Parallel linear algebra for multicore system

Patrik picture Patrik · Apr 5, 2012 · Viewed 9.3k times · Source

I'm developing a program that needs to do heavy linear algebra calculations.

Now I'm using LAPACK/BLAS routines, but I need to exploit my machine (24 core Xeon X5690).

I've found projects like pblas and scalapack, but they all seem to focus on distributed computing and on using MPI.

I have no cluster available, all computations will be done on a single server and using MPI looks like an overkill.

Does anyone have any suggestion on this?

Answer

Jonathan Dursi picture Jonathan Dursi · Apr 5, 2012

As mentioned by @larsmans (with, say, MKL), you still use LAPACK + BLAS interfaces, but you just find a tuned, multithreaded version for your platform.
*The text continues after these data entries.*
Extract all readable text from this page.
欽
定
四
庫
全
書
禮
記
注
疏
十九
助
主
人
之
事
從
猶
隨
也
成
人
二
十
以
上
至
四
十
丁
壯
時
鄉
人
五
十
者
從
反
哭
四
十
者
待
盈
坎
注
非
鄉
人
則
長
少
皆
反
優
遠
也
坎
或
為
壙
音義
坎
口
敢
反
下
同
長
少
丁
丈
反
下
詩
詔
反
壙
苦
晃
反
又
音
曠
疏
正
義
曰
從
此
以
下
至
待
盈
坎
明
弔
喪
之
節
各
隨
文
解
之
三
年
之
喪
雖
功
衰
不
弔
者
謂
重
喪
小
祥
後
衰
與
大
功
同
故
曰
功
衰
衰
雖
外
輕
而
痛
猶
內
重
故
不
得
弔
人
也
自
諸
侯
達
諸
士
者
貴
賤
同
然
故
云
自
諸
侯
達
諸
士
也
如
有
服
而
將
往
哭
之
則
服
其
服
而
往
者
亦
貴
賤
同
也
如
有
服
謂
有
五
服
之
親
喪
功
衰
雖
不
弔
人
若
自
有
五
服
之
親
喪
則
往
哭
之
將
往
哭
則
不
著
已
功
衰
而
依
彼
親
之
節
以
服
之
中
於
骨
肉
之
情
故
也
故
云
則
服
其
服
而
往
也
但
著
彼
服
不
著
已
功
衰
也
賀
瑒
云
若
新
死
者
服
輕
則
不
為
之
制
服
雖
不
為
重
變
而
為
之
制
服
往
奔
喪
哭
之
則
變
MKL is great, but expensive. Other, open-source, options include:

  • OpenBLAS / GotoBLAS, the Nehalem support should work ok but no tuned support yet for westmere. Does multithreading very well.
  • Atlas : automatically tunes to your architecture at installation time. probably slower for "typical" matricies (eg, square SGEMM) but can be faster for odd cases, and for westmere may even beat out OpenBLAS/GotoBLAS, haven't tested this myself. Mostly optimized for serial case, but does include parallel multithreading routines.
  • Plasma - LAPACK implementation designed specificially for multicore.

I'd also agree with Mark's comment; depending on what LAPACK routines you're using, the distributed memory stuff with MPI might actually be faster than the multithreaded. That's unlikely to be the case with BLAS routines, but for something more complicated (say the eigenvalue/vector routines in LAPACK) it's worth testing. While it's true that MPI function calls are an overhead, doing things in a distributed-memory mode means you don't have to worry so much about false sharing, synchronizing access to shared variables, etc.